The decision was 2 to 1, with Judge Patrick Higginbotham (a Reagan appointee) dissenting. He argued that the majority in the case improperly second-guessed the lower court’s finding about how burdensome the law would be and ignored the warnings from Casey and Whole Woman’s Health about “unnecessary health regulations.” He also accused the state of having an “invidious purpose” to “frustrate a woman’s right to choose” in passing the law, something the Supreme Court has said would also make a law unconstitutional.

The lesson from this case shows just how high the stakes are for the Supreme Court confirmation battle. With a precedent like Whole Woman’s Health that lower courts are showing they can read very narrowly (though some are reading it broadly, like in Friday’s win keeping the last clinic in Kentucky open), it’s clear that more guidance from the Supreme Court is going to be needed. If the Supreme Court takes the conservative turn that many of us fear it will, it can eviscerate abortion rights in several states without even lifting a finger. It can refuse to intervene when conservative judges uphold abortion restrictions by reading Whole Woman’s Health narrowly—and thus embolden even more lower court judges to do the same. After all, if the Supreme Court is not going to correct these restrictive decisions, then why not let personal biases against abortion decide the case?
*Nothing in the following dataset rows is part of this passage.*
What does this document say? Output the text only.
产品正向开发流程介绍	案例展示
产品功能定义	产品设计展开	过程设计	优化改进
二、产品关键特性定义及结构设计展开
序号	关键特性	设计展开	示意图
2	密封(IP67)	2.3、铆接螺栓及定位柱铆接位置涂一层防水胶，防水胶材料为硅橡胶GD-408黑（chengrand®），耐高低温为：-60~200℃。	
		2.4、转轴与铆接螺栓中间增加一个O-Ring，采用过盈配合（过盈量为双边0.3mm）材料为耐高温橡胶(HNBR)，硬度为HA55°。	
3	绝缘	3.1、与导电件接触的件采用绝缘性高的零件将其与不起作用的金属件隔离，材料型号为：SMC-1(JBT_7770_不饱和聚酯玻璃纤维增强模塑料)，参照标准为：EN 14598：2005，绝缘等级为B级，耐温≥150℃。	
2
Of course, an activist conservative Supreme Court could do even more damage. Rather than ignoring these lower court decisions upholding abortion restrictions, it could take the case and rewrite abortion law, relaxing the standard from Whole Woman’s Health or even going so far as to overturn Roe.

But what the Louisiana case this week shows is that an anti-choice Court doesn’t have to take such a visible step if it wants to restrict abortion rights. All it has to do is let increasingly conservative lower court judges do their work, making it that much more difficult to access abortion care.